E LASCIAMI GRIDAAAAARE – Verrebbe da scriverlo tutto in Caps Lock, questo capitoletto, per rendere bene l’idea. Il gridare contro qualcuno provoca fastidio, ovviamente: tanto da far guadagnare un mese di squalifica a un dirigente del Gravina, Constantiello, che addirittura per gridare meglio contro l’arbitro si è tolto la mascherina: “Per avere al termine della gara rivolto, gridando, espressione offensiva all’indirizzo dell’Arbitro avvicinandosi al medesimo a meno di un metro e togliendosi la mascherina al fine di gridare in modo ancora più veemente. Alla notifica del provvedimento disciplinare, il medesimo tentava di avvicinarsi in modo minaccioso ad un A.A. mentre gli rivolgeva espressioni offensive. Solo l’intervento di altro dirigente gli impediva di raggiungere fisicamente l’Ufficiale di gara”.

WIN THE BEST – Fastidio visivo, uditivo e non solo per il Savoia andato in trasferta ad Afragola. I tifosi infatti hanno dato uno splendido saggio in merito, facendo guadagnare 2500 euro di multa alla società Afragolese 1944 e una gara in campo neutro. Qui la prodezza: “Propri sostenitori (circa 20) assaltato il pullman della squadra avversaria al suo arrivo all’ingresso dell’impianto sportivo, colpendolo con calci, pugni e sputi tanto da provocare la rottura del parabrezza anteriore. Inoltre, uno dei medesimi, tentava di salire sull’autobus lanciando sputi e profferendo espressioni offensive e minacciose. Inoltre, al termine della gara, persona non identificata accedeva all’area degli spogliatoi assumendo atteggiamento provocatorio nei confronti dei tesserati della società avversaria e ingenerando un clima di tensione”. Magari quelli del Savoia dal pullman avranno detto “Win the best”.

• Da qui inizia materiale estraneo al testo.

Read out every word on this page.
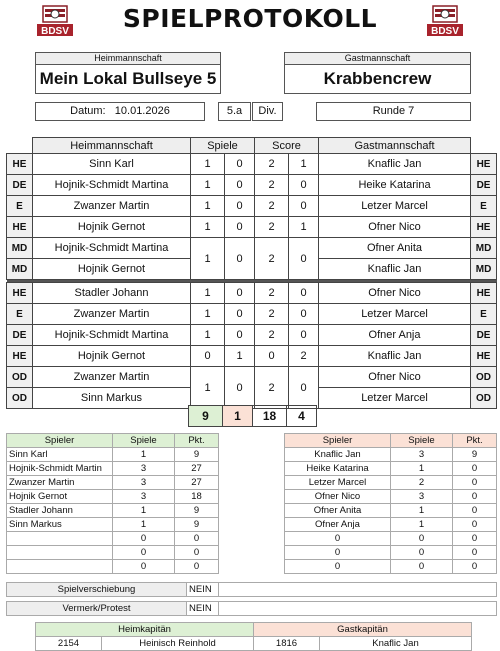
BDSV	BDSV
SPIELPROTOKOLL
Heimmannschaft	Gastmannschaft
Mein Lokal Bullseye 5	Krabbencrew
Datum: 10.01.2026	5.a	Div.	Runde 7
	Heimmannschaft	Spiele		Score		Gastmannschaft	
HE	Sinn Karl	1	0	2	1	Knaflic Jan	HE
DE	Hojnik-Schmidt Martina	1	0	2	0	Heike Katarina	DE
E	Zwanzer Martin	1	0	2	0	Letzer Marcel	E
HE	Hojnik Gernot	1	0	2	1	Ofner Nico	HE
MD	Hojnik-Schmidt Martina	1	0	2	0	Ofner Anita	MD
MD	Hojnik Gernot					Knaflic Jan	MD

HE	Stadler Johann	1	0	2	0	Ofner Nico	HE
E	Zwanzer Martin	1	0	2	0	Letzer Marcel	E
DE	Hojnik-Schmidt Martina	1	0	2	0	Ofner Anja	DE
HE	Hojnik Gernot	0	1	0	2	Knaflic Jan	HE
OD	Zwanzer Martin	1	0	2	0	Ofner Nico	OD
OD	Sinn Markus					Letzer Marcel	OD
9	1	18	4
Spieler	Spiele	Pkt.
Sinn Karl	1	9
Hojnik-Schmidt Martin	3	27
Zwanzer Martin	3	27
Hojnik Gernot	3	18
Stadler Johann	1	9
Sinn Markus	1	9
	0	0
	0	0
	0	0
Spieler	Spiele	Pkt.
Knaflic Jan	3	9
Heike Katarina	1	0
Letzer Marcel	2	0
Ofner Nico	3	0
Ofner Anita	1	0
Ofner Anja	1	0
0	0	0
0	0	0
0	0	0
Spielverschiebung	NEIN	
Vermerk/Protest	NEIN	
Heimkapitän		Gastkapitän	
2154	Heinisch Reinhold	1816	Knaflic Jan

QUALE ENORME OLTRAGGIO – Quarta serie del campionato bulgaro: calciatori in maglia bianco-verde, con fisici che non lasciano presagire nulla di buono, volti e sguardi che fugano ogni dubbio, mostrano dapprima poca empatia nei confronti dell’arbitro, poi cominciano a minacciarlo, poi a rincorrerlo per il campo che guardando il filmato ci si augura davvero non lo becchino. E infatti, l’arbitro alla fine riesce a fuggire: ma non negli spogliatoi, proprio dall’impianto. Ma cosa ha provocato tanta rabbia? L’arbitro aveva ammonito un calciatore biancoverde…quale terribile e imperdonabile oltraggio, commesso da un arbitro poi.

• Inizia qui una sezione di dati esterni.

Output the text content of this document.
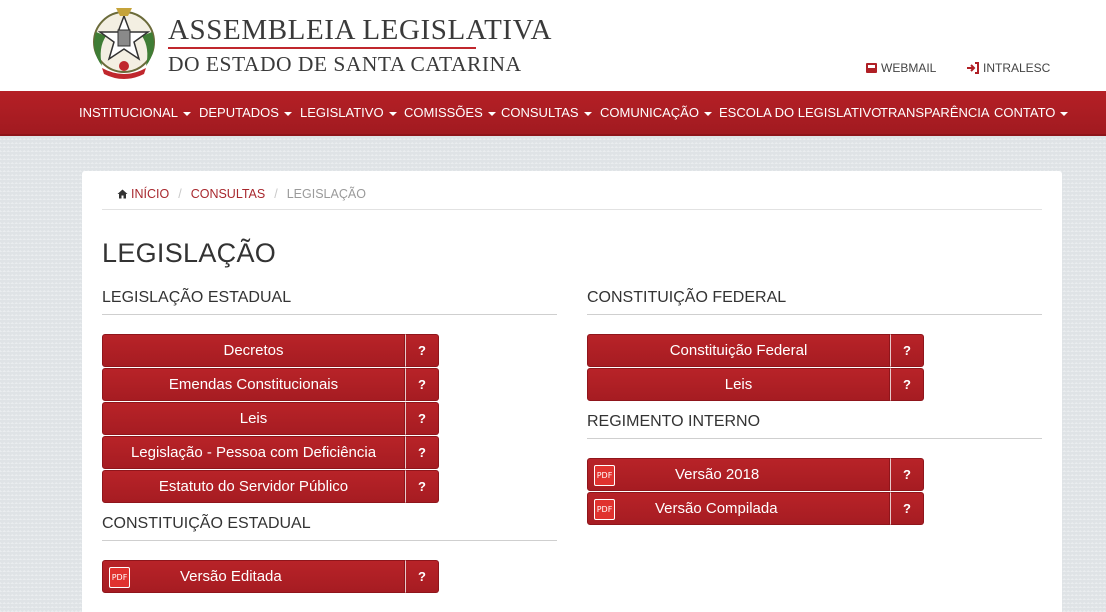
ASSEMBLEIA LEGISLATIVA
DO ESTADO DE SANTA CATARINA	WEBMAIL	INTRALESC
INSTITUCIONAL	DEPUTADOS	LEGISLATIVO	COMISSÕES	CONSULTAS	COMUNICAÇÃO	ESCOLA DO LEGISLATIVO
TRANSPARÊNCIA CONTATO
INÍCIO / CONSULTAS / LEGISLAÇÃO
LEGISLAÇÃO
LEGISLAÇÃO ESTADUAL
Decretos	?
Emendas Constitucionais	?
Leis	?
Legislação - Pessoa com Deficiência	?
Estatuto do Servidor Público	?
CONSTITUIÇÃO ESTADUAL
PDF	Versão Editada	?
CONSTITUIÇÃO FEDERAL
Constituição Federal	?
Leis	?
REGIMENTO INTERNO
PDF	Versão 2018	?
PDF	Versão Compilada	?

LA SCHIFEZZA MASSIMA – Fastidio visivo è quello che arriva dal campionato under 20 brasiliano. Durante la partita i ragazzi del Vasco da Gama decidono di applicare uno schema su punizione dalla trequarti: perfettamente riuscito se l’intento era far ridere. Uno dei due corre a vuoto verso la fascia, l’altro corre a vuoto verso il pallone senza battere. Poi quello che ha corso a vuoto si ferma, quello che doveva lanciarlo lancia lo stesso. Risultato? Pallone buttato via inesorabilmente e una nomination per la punizione più brutta di sempre.